The Constitutional Court nullified a provision of the Valencian Generalitat on the management of ports in this autonomous community, noting that it invaded the competences of the State. The clause challenging the minimum safety distance of 1,000 meters in respect of land classified as residential, public, educational or sanitary and special tertiary to authorize the implementation of fuel oil product storage tanks of more than 5,000 cubic meters located inside the port installs for use. regions.
This preventive measure was adopted in response to repeated requests from neighborhood organizations in the city of Alicante, who demanded that certain facilities should not be located less than a thousand meters from residential buildings. In particular, these organizations considered it necessary to provide that the port of Alicante had large fuel tanks no less than a kilometer from residential areas. The claim stipulates that an autonomous law shall regulate the said removal and convert the removal measure into a general provision for all port facilities in the Valencian Community.
The measure was introduced as part of the Generalitat’s law on financial measures, administrative and financial management and organization, which in turn amended the land management law of the said autonomous community. What was to be avoided was the installation of oil product storage tanks of more than 5,000 cubic meters around houses located inside port areas.
The State Attorney’s Office held that the challenged concept, due to its neutral nature in terms of its scope of application—state-owned and regional-owned ports—interferes with the exercise of state powers with respect to the determination of service area. Is. With the Law of State Ports and Merchant Navy. Therefore, the thesis of the legal profession was that the new Valencian law violated the exclusive competence of the State in this matter, including the delimitation of port space and use in ports of common interest.

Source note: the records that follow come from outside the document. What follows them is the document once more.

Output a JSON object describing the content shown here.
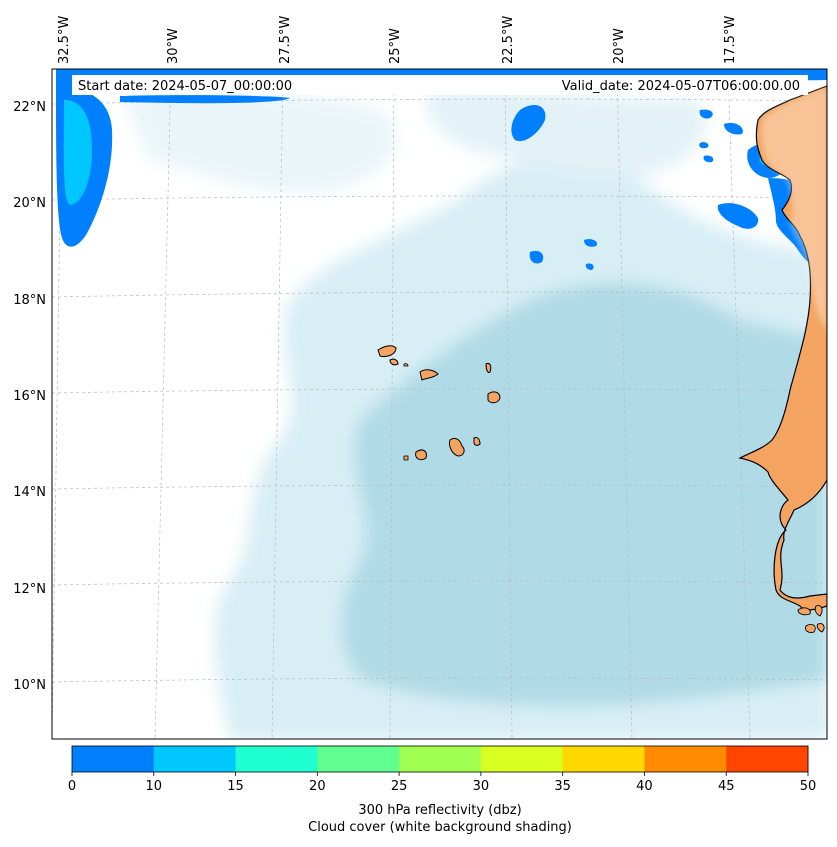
{
  "map": {
    "start_label": "Start date: 2024-05-07_00:00:00",
    "valid_label": "Valid_date: 2024-05-07T06:00:00.00",
    "lon_labels": [
      "32.5°W",
      "30°W",
      "27.5°W",
      "25°W",
      "22.5°W",
      "20°W",
      "17.5°W"
    ],
    "lat_labels": [
      "22°N",
      "20°N",
      "18°N",
      "16°N",
      "14°N",
      "12°N",
      "10°N"
    ],
    "land_color": "#f4a460",
    "ocean_cloud_color": "#b0dae6",
    "reflectivity_low_color": "#0080ff"
  },
  "colorbar": {
    "ticks": [
      "0",
      "10",
      "15",
      "20",
      "25",
      "30",
      "35",
      "40",
      "45",
      "50"
    ],
    "colors": [
      "#0080ff",
      "#00c8ff",
      "#20ffd0",
      "#60ff90",
      "#a0ff50",
      "#d8ff20",
      "#ffd800",
      "#ff8c00",
      "#ff4500"
    ],
    "label": "300 hPa reflectivity (dbz)",
    "sublabel": "Cloud cover (white background shading)"
  }
}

This sentence – for which the President of the Constitutional Court, Cândido Conde-Pampido, has been a rapist – underlines that the contestable principle does not apply, as the Generalitat Valenciana claims, a regulation that deals with industrial security. Affects the area, “given the clearly regional and urban planning of the forecasts involved”. The resolution argues that the jurisprudential conflicts arising in this case respond to the need to clarify the exclusive jurisdiction of the State in the matter of ports of common interest with the territorial jurisdiction of land use planning and urban planning, something that challenges The one who didn’t do the rule correctly. ,
The ruling – which has been approved unanimously – holds that the challenged section actually governs territorial interference in state decisions, including the preparation and approval of the aforementioned delimitation of spaces in ports of common interest. The court said the impugned law meant “proliferation of regional norms in a manner which should be held to be contrary to the constitutional order of distribution of powers, presuming an appeal of unconstitutionality.” However, the judgment specifies that the said presumption should be partial, given that the rule may also apply to ports under territorial ownership. As a result of all this, the disputed doctrine has been declared not only invalid, but also unconstitutional and inapplicable to the extent that state-owned ports infringe upon the powers of the State.